Mungkin mereka bahkan tidak punya jenggot, astaghfirullaahal’azhiim. Atau mereka adalah wanita-wanita yang bahkan tidak mengenakan hijab.
Mereka mungkin salatnya tidak pakai bahasa Arab. Tapi pakai bahasa Inggris. Atau bahkan bahasa Spanyol.
Tapi di Hari Penghakiman, mereka diberi nilai yang lebih tinggi dari nilai seorang qari’ yang bacaannya merdu. Itu bisa terjadi.
Di Hari Penghakiman, mereka diberi nilai yang lebih tinggi dari ustaz-ustaz mereka, dari orang-orang yang biasa berbicara di atas mimbar.
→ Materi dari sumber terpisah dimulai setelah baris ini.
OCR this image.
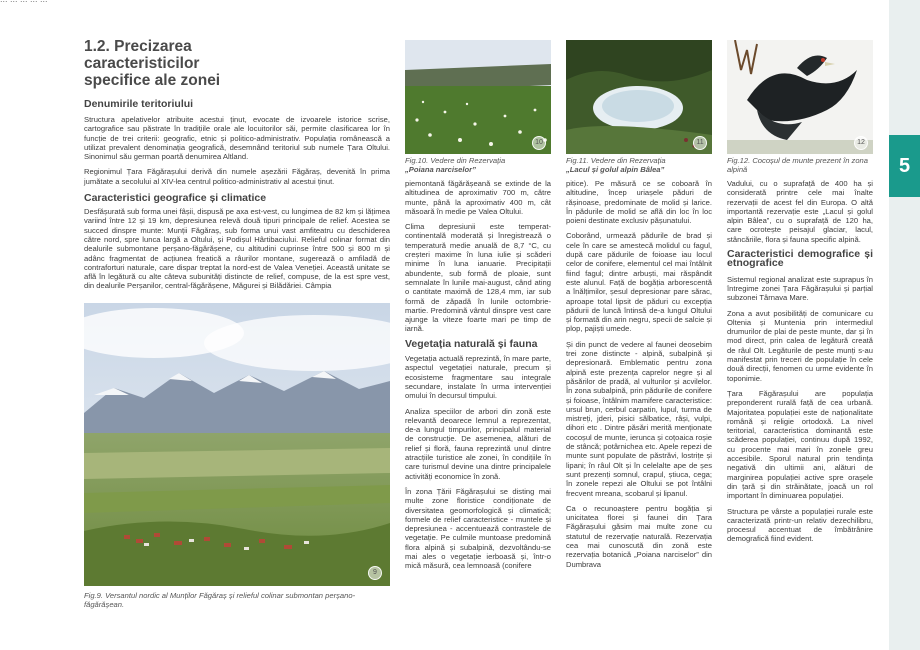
5
1.2. Precizarea caracteristicilor specifice ale zonei
Denumirile teritoriului

Structura apelativelor atribuite acestui ținut, evocate de izvoarele istorice scrise, cartografice sau păstrate în tradițiile orale ale locuitorilor săi, permite clasificarea lor în funcție de trei criterii: geografic, etnic și politico-administrativ. Populația românească a utilizat prevalent denominația geografică, desemnând teritoriul sub numele Țara Oltului. Sinonimul său german poartă denumirea Altland.

Regionimul Țara Făgărașului derivă din numele așezării Făgăraș, devenită în prima jumătate a secolului al XIV-lea centrul politico-administrativ al acestui ținut.

Caracteristici geografice și climatice

Desfășurată sub forma unei fâșii, dispusă pe axa est-vest, cu lungimea de 82 km și lățimea variind între 12 și 19 km, depresiunea relevă două tipuri principale de relief. Acestea se succed dinspre munte: Munții Făgăraș, sub forma unui vast amfiteatru cu deschiderea către nord, spre lunca largă a Oltului, și Podișul Hârtibaciului. Relieful colinar format din dealurile submontane perșano-făgărășene, cu altitudini cuprinse între 500 și 800 m și adânc fragmentat de acțiunea freatică a râurilor montane, sugerează o amfiladă de contraforturi naturale, care dispar treptat la nord-est de Valea Veneției. Această unitate se află în legătură cu alte câteva subunități distincte de relief, compuse, de la est spre vest, din dealurile Perșanilor, central-făgărășene, Măgurei și Bilădăriei. Câmpia

9
Fig.9. Versantul nordic al Munților Făgăraș și relieful colinar submontan perșano-făgărășean.
10
Fig.10. Vedere din Rezervația
„Poiana narciselor”

piemontană făgărășeană se extinde de la altitudinea de aproximativ 700 m, către munte, până la aproximativ 400 m, cât măsoară în medie pe Valea Oltului.

Clima depresiunii este temperat-continentală moderată și înregistrează o temperatură medie anuală de 8,7 °C, cu creșteri maxime în luna iulie și scăderi minime în luna ianuarie. Precipitații abundente, sub formă de ploaie, sunt semnalate în lunile mai-august, când ating o cantitate maximă de 128,4 mm, iar sub formă de zăpadă în lunile octombrie-martie. Predomină vântul dinspre vest care ajunge la viteze foarte mari pe timp de iarnă.

Vegetația naturală și fauna

Vegetația actuală reprezintă, în mare parte, aspectul vegetației naturale, precum și ecosisteme fragmentare sau integrale secundare, instalate în urma intervenției omului în decursul timpului.

Analiza speciilor de arbori din zonă este relevantă deoarece lemnul a reprezentat, de-a lungul timpurilor, principalul material de construcție. De asemenea, alături de relief și floră, fauna reprezintă unul dintre atracțiile turistice ale zonei, în condițiile în care turismul devine una dintre principalele activități economice în zonă.

În zona Țării Făgărașului se disting mai multe zone floristice condiționate de diversitatea geomorfologică și climatică; formele de relief caracteristice - muntele și depresiunea - accentuează contrastele de vegetație. Pe culmile muntoase predomină flora alpină și subalpină, dezvoltându-se mai ales o vegetație ierboasă și, într-o mică măsură, cea lemnoasă (conifere

11
Fig.11. Vedere din Rezervația
„Lacul și golul alpin Bâlea”

pitice). Pe măsură ce se coboară în altitudine, încep uriașele păduri de rășinoase, predominate de molid și larice. În pădurile de molid se află din loc în loc poieni destinate exclusiv pășunatului.

Coborând, urmează pădurile de brad și cele în care se amestecă molidul cu fagul, după care pădurile de foioase iau locul celor de conifere, elementul cel mai întâlnit fiind fagul; dintre arbuști, mai răspândit este alunul. Față de bogăția arborescentă a înălțimilor, șesul depresionar pare sărac, aproape total lipsit de păduri cu excepția pădurii de luncă întinsă de-a lungul Oltului și formată din arin negru, specii de salcie și plop, pajiști umede.

Și din punct de vedere al faunei deosebim trei zone distincte - alpină, subalpină și depresionară. Emblematic pentru zona alpină este prezența caprelor negre și al păsărilor de pradă, al vulturilor și acvilelor. În zona subalpină, prin pădurile de conifere și foioase, întâlnim mamifere caracteristice: ursul brun, cerbul carpatin, lupul, turma de mistreți, jderi, pisici sălbatice, râși, vulpi, dihori etc . Dintre păsări merită menționate cocoșul de munte, ierunca și coțoaica roșie de stâncă; potârnichea etc. Apele repezi de munte sunt populate de păstrăvi, lostrițe și lipani; în râul Olt și în celelalte ape de șes sunt prezenți somnul, crapul, știuca, cega; în zonele repezi ale Oltului se pot întâlni frecvent mreana, scobarul și lipanul.

Ca o recunoaștere pentru bogăția și unicitatea florei și faunei din Țara Făgărașului găsim mai multe zone cu statutul de rezervație naturală. Rezervația cea mai cunoscută din zonă este rezervația botanică „Poiana narciselor” din Dumbrava

12
Fig.12. Cocoșul de munte prezent în zona alpină

Vadului, cu o suprafață de 400 ha și considerată printre cele mai înalte rezervații de acest fel din Europa. O altă importantă rezervație este „Lacul și golul alpin Bâlea”, cu o suprafață de 120 ha, care ocrotește peisajul glaciar, lacul, stâncăriile, flora și fauna specific alpină.

Caracteristici demografice și etnografice

Sistemul regional analizat este suprapus în întregime zonei Țara Făgărașului și parțial subzonei Târnava Mare.

Zona a avut posibilități de comunicare cu Oltenia și Muntenia prin intermediul drumurilor de plai de peste munte, dar și în mod direct, prin calea de legătură creată de râul Olt. Legăturile de peste munți s-au manifestat prin treceri de populație în cele două direcții, fenomen cu urme evidente în toponimie.

Țara Făgărașului are populația preponderent rurală față de cea urbană. Majoritatea populației este de naționalitate română și religie ortodoxă. La nivel teritorial, caracteristica dominantă este scăderea populației, continuu după 1992, cu procente mai mari în zonele greu accesibile. Sporul natural prin tendința negativă din ultimii ani, alături de marginirea populației active spre orașele din țară și din străinătate, joacă un rol important în diminuarea populației.

Structura pe vârste a populației rurale este caracterizată printr-un relativ dezechilibru, procesul accentuat de îmbătrânire demografică fiind evident.
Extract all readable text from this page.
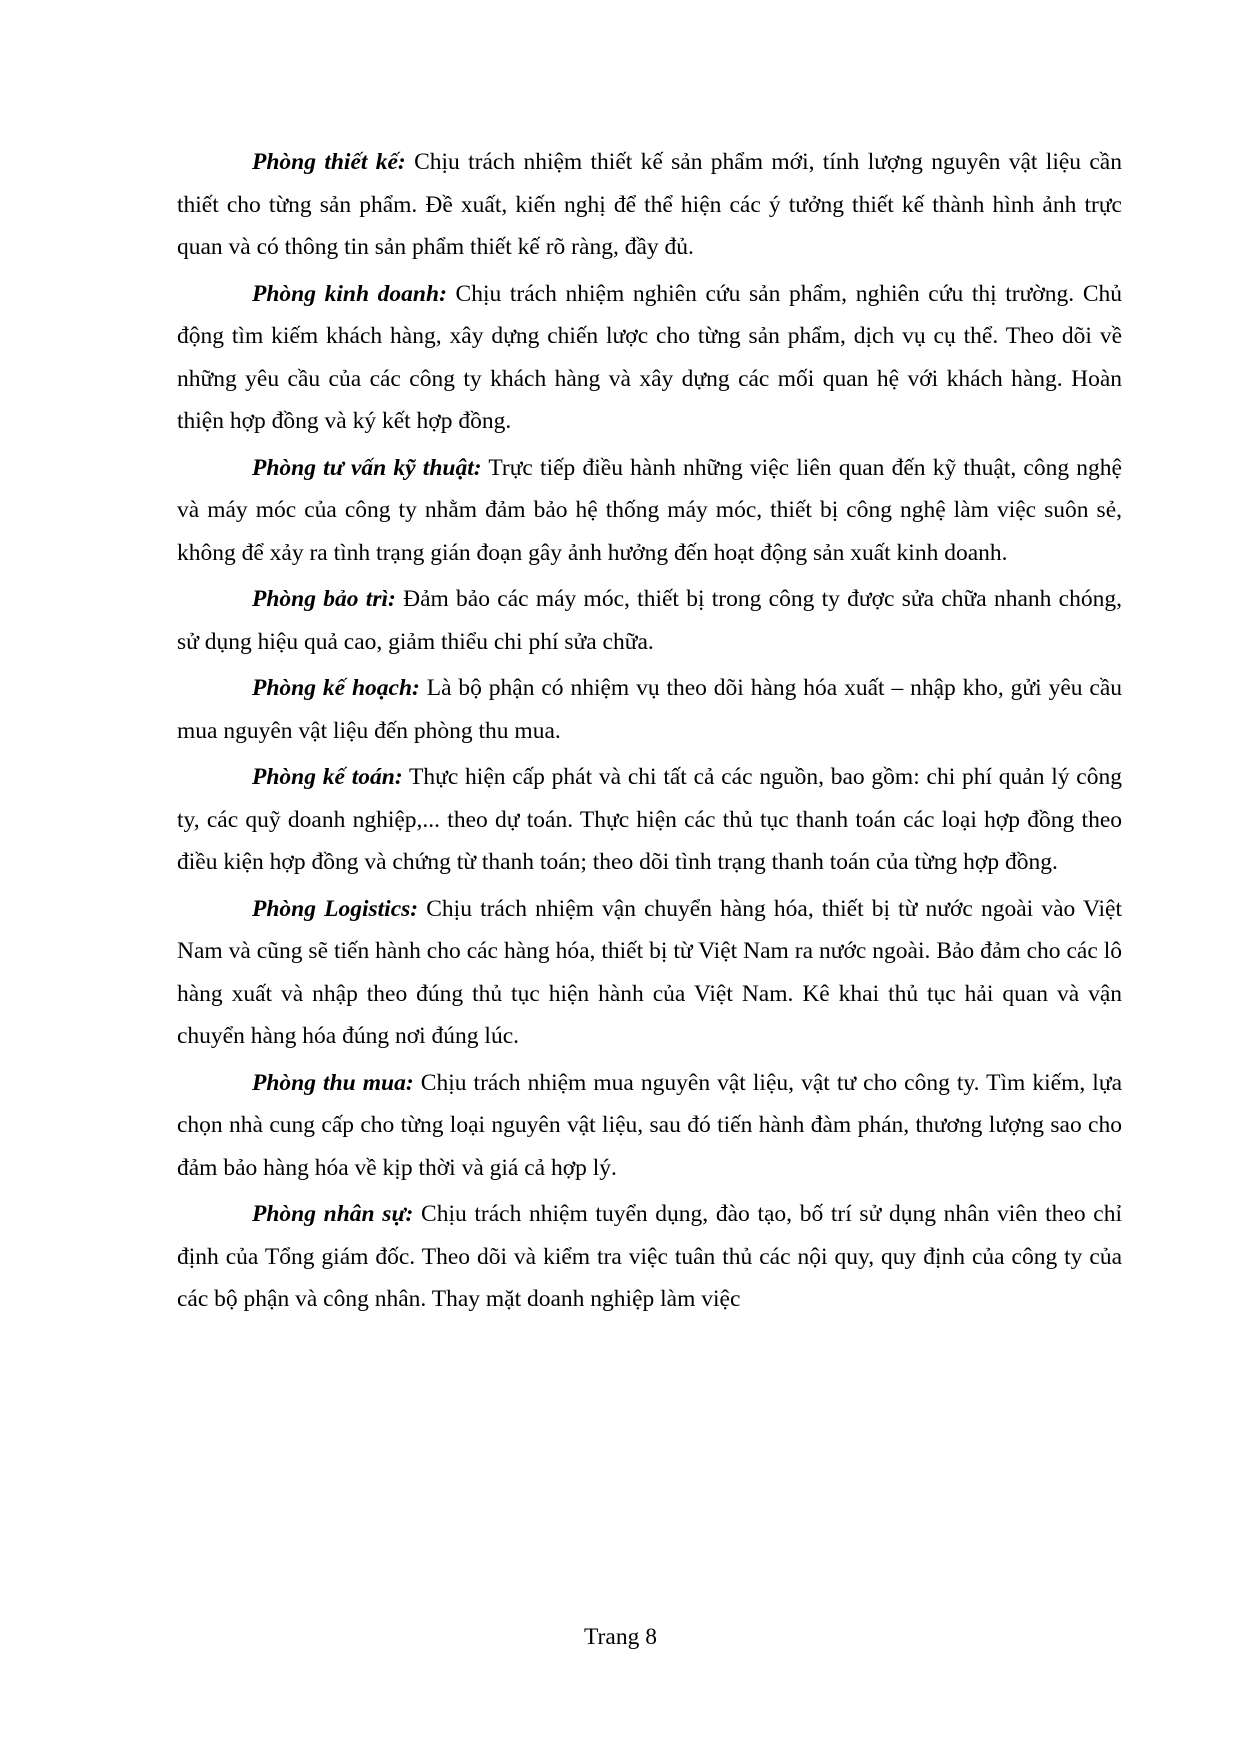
Phòng thiết kế: Chịu trách nhiệm thiết kế sản phẩm mới, tính lượng nguyên vật liệu cần thiết cho từng sản phẩm. Đề xuất, kiến nghị để thể hiện các ý tưởng thiết kế thành hình ảnh trực quan và có thông tin sản phẩm thiết kế rõ ràng, đầy đủ.

Phòng kinh doanh: Chịu trách nhiệm nghiên cứu sản phẩm, nghiên cứu thị trường. Chủ động tìm kiếm khách hàng, xây dựng chiến lược cho từng sản phẩm, dịch vụ cụ thể. Theo dõi về những yêu cầu của các công ty khách hàng và xây dựng các mối quan hệ với khách hàng. Hoàn thiện hợp đồng và ký kết hợp đồng.

Phòng tư vấn kỹ thuật: Trực tiếp điều hành những việc liên quan đến kỹ thuật, công nghệ và máy móc của công ty nhằm đảm bảo hệ thống máy móc, thiết bị công nghệ làm việc suôn sẻ, không để xảy ra tình trạng gián đoạn gây ảnh hưởng đến hoạt động sản xuất kinh doanh.

Phòng bảo trì: Đảm bảo các máy móc, thiết bị trong công ty được sửa chữa nhanh chóng, sử dụng hiệu quả cao, giảm thiểu chi phí sửa chữa.

Phòng kế hoạch: Là bộ phận có nhiệm vụ theo dõi hàng hóa xuất – nhập kho, gửi yêu cầu mua nguyên vật liệu đến phòng thu mua.

Phòng kế toán: Thực hiện cấp phát và chi tất cả các nguồn, bao gồm: chi phí quản lý công ty, các quỹ doanh nghiệp,... theo dự toán. Thực hiện các thủ tục thanh toán các loại hợp đồng theo điều kiện hợp đồng và chứng từ thanh toán; theo dõi tình trạng thanh toán của từng hợp đồng.

Phòng Logistics: Chịu trách nhiệm vận chuyển hàng hóa, thiết bị từ nước ngoài vào Việt Nam và cũng sẽ tiến hành cho các hàng hóa, thiết bị từ Việt Nam ra nước ngoài. Bảo đảm cho các lô hàng xuất và nhập theo đúng thủ tục hiện hành của Việt Nam. Kê khai thủ tục hải quan và vận chuyển hàng hóa đúng nơi đúng lúc.

Phòng thu mua: Chịu trách nhiệm mua nguyên vật liệu, vật tư cho công ty. Tìm kiếm, lựa chọn nhà cung cấp cho từng loại nguyên vật liệu, sau đó tiến hành đàm phán, thương lượng sao cho đảm bảo hàng hóa về kịp thời và giá cả hợp lý.

Phòng nhân sự: Chịu trách nhiệm tuyển dụng, đào tạo, bố trí sử dụng nhân viên theo chỉ định của Tổng giám đốc. Theo dõi và kiểm tra việc tuân thủ các nội quy, quy định của công ty của các bộ phận và công nhân. Thay mặt doanh nghiệp làm việc

Trang 8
Itu bisa terjadi.
Nilai yang diberikan kepada mereka mungkin lebih besar dari nilai yang Allah berikan kepada para ustaz yang biasa mereka saksikan di YouTube.
Itu bisa terjadi. Karena ketulusan amal mereka kepada Allah. Karena amal-amal mereka yang mungkin tidak pernah tampak. Dan karena mereka persembahkan amal-amal itu hanya untuk Allah. Itu semua bisa terjadi.
Kita tidak bisa melihatnya. Kita tidak bisa melihat perjuangan mereka. Kita tidak bisa melihat ketulusan mereka. Tapi pengetahuan Allah meliputi segala sesuatu.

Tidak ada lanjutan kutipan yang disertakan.